Meine Oma überlebte eine unvorstellbare Tragödie. Sie hat mir beigebracht „Wenn der Wald zu groß ist, konzentriere dich auf die Bäume“ | Leben und Stil

Meine Oma war keine Frau, die zu emotionalen Ausbrüchen neigte. Gute Nachrichten. Schlechte Nachrichten. Es wurde alles gleich gehandhabt.

Ein Schluck Brandy aus einem Wasserglas (ich habe sie nie einschenken sehen, es scheint nur so, als hätte sie es gewollt) und eine Zigarette (Kent, immer Kent). Mit dem Schnaps in der einen Hand, ihrer Zigarette in der anderen Hand erhielt meine Oma alle Neuigkeiten. Der Untergang der UdSSR. Der Tod geliebter Menschen. Einladungen zum Abhängen mit ihren litauischen Damen. Lecks im Dach und die Schulergebnisse ihrer Enkelkinder.

Auf Englisch war sie nie wütend. Das war die Sprache ihrer Enkelkinder. Aber sie würde wütend auf Litauisch sein, die Sprache, die sie mit meinem Vater teilte. Glühend vor Wut auf Russisch. Pragmatisch auf deutsch. Wunderlich auf Italienisch. Aber ihr Gesicht hat sich nie verändert. Nur ihre Kadenz. „Bah“, würde sie sagen, mit einem Winken ihrer Hand, die ihre Zigarette hielt.
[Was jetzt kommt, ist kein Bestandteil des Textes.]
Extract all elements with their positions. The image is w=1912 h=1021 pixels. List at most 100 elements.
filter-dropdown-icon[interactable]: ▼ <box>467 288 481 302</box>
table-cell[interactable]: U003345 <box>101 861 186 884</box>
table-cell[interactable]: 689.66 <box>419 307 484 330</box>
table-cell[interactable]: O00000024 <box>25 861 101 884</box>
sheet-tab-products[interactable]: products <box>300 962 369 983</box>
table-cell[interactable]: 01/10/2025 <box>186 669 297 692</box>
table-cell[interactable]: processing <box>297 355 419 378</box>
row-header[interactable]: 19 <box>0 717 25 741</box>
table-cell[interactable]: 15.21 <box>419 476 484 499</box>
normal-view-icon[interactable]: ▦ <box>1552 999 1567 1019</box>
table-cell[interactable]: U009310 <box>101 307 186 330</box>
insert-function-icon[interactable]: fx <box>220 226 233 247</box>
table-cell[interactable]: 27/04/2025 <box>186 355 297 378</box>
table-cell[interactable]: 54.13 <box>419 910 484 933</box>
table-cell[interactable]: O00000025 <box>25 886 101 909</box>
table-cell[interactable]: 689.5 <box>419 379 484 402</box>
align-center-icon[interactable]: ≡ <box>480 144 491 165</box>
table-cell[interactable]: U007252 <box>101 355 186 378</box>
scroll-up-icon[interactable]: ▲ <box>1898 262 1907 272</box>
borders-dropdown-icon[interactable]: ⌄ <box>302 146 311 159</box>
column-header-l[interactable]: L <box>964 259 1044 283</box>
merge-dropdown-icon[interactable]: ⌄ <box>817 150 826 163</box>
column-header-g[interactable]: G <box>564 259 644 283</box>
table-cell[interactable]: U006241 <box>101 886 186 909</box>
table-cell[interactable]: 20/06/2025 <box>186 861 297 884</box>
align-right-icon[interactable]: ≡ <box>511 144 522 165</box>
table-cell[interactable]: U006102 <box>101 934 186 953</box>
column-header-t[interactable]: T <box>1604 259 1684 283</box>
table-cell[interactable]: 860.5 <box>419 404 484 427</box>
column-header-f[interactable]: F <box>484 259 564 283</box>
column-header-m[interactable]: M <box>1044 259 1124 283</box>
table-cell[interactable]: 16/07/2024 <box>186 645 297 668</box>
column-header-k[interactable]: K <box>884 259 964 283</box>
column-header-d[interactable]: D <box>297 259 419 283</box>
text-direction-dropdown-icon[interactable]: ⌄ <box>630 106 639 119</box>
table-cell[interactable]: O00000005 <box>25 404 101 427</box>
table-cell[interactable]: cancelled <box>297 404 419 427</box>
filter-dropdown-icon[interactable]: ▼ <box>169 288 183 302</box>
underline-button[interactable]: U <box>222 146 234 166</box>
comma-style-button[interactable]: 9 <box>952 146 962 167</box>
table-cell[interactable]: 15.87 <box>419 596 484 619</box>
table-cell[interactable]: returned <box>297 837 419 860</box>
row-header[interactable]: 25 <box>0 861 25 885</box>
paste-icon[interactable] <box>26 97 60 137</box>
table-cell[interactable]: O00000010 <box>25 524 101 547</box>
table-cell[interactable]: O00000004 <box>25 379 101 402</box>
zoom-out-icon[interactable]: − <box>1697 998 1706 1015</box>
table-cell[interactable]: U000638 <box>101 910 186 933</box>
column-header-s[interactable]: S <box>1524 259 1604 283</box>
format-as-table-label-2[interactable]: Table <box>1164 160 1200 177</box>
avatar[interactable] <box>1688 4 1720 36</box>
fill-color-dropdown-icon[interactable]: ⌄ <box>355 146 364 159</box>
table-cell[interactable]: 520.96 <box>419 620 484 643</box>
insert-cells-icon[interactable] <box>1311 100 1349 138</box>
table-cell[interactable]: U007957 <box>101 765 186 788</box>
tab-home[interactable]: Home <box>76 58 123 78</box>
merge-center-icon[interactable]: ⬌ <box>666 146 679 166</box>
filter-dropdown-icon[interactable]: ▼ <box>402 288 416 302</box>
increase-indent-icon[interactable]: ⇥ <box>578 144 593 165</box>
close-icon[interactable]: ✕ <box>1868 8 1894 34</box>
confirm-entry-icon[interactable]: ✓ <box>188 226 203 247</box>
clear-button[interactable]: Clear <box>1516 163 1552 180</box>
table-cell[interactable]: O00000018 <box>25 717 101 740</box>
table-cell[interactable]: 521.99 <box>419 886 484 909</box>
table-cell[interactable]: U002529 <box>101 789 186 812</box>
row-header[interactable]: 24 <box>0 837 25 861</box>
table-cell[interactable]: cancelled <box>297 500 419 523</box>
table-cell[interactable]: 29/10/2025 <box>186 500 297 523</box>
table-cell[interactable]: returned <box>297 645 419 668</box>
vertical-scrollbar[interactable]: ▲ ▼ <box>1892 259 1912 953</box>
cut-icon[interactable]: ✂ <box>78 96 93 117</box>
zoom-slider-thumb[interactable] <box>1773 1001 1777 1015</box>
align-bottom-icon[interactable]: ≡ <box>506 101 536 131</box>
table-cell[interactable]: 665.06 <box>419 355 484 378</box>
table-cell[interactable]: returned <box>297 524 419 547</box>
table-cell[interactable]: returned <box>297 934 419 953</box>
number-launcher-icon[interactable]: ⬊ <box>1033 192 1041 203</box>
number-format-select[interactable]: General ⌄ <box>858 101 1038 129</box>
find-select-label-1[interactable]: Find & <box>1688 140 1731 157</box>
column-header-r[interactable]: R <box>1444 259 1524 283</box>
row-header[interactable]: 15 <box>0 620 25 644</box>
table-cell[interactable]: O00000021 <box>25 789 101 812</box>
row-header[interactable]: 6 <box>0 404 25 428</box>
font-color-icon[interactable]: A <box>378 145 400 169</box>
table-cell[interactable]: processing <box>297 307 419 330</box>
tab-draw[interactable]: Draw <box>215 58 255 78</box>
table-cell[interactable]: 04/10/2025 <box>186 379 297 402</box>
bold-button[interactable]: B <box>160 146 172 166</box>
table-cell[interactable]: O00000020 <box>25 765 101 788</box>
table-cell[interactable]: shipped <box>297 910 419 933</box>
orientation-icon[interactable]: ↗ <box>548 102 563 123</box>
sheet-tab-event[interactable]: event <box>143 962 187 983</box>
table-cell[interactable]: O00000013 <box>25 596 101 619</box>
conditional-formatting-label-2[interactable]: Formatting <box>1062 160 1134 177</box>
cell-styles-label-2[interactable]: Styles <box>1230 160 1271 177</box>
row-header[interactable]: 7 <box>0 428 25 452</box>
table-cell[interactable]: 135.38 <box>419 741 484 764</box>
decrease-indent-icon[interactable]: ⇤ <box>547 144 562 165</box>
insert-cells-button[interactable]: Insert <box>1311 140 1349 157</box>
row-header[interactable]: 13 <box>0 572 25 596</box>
Oma konnte diese Zigarette dazu bringen, alles zu sagen.

Aber sie hegte nie einen Groll und schien immer alles in Kauf zu nehmen. Ihr Schritt musste viel einstecken: den Tod von Kindern, den Verlust ihres Landes. Lager der Vertriebenen und Jahrzehnte ohne ihre Familie. Mindestens drei zerbrochene Ehen, darunter einen Mann, den sie mehr geliebt hatte als alle anderen zusammen. Vorurteile und Rassismus und Missbrauch.

Oma musste ihr Leben immer wieder neu aufbauen – als Kind, als Tochter und Schwester, als junge Frau, als Mutter, als Ehefrau, als Geschäftsfrau, als Australierin und dann als Oma. Sie verlor ihren Namen, ihre Position, ihren Weg. Und doch zog sie nach einem Schluck Brandy oder einem Zug an ihrer Zigarette die Schultern zurück und bewegte sich vorwärts.

Australien-Wochenende

Ich habe sie einmal gefragt, wie sie das gemacht hat. Das Leben erschien mir immer so viel die ganze Zeit. Ich war überwältigt von seiner Weite, von der schieren Ungeheuerlichkeit des Ganzen.

„Kind“, sagte sie zwischen Zigarettenzügen, wie wir immer Kinder waren, wenn Ratschläge ausgerollt wurden, „wenn der Wald zu groß ist, konzentrierst du dich nur auf die Bäume. Ihre einzige Aufgabe ist es, zum nächsten Baum zu gelangen. Und wenn du dort bist, gehst du danach weiter zum Baum. So kommst du durch den Wald. Ein Baum nach dem anderen.“

Und so ging sie durchs Leben. Du hast das eine getan und dann das nächste. Manchmal bedeutete das, sich nur auf die nächsten fünf Minuten zu konzentrieren. Zieh das durch, und dann könntest du darüber nachdenken, die fünf Minuten danach durchzustehen. Oma ging Baum für Baum durch unvorstellbare Tragödien, überwältigende Trauer, Wut, Wut und Verlust nach Verlust.

Wenn mir also die Dinge zu viel erscheinen, konzentriere ich mich die ganze Zeit nur auf den nächsten Baum. Der nächste Moment, der nächste Schlag. Ehe ich mich versah, bin ich beim nächsten Baum, im nächsten Moment, im nächsten Takt. Ich mache das eine und dann das nächste. Ich bin durch unzählige Wälder gezogen, Baum für Baum.

Und wenn selbst der Weg zwischen den Bäumen zu viel erscheint, schadet auch ein Schluck Schnaps nie.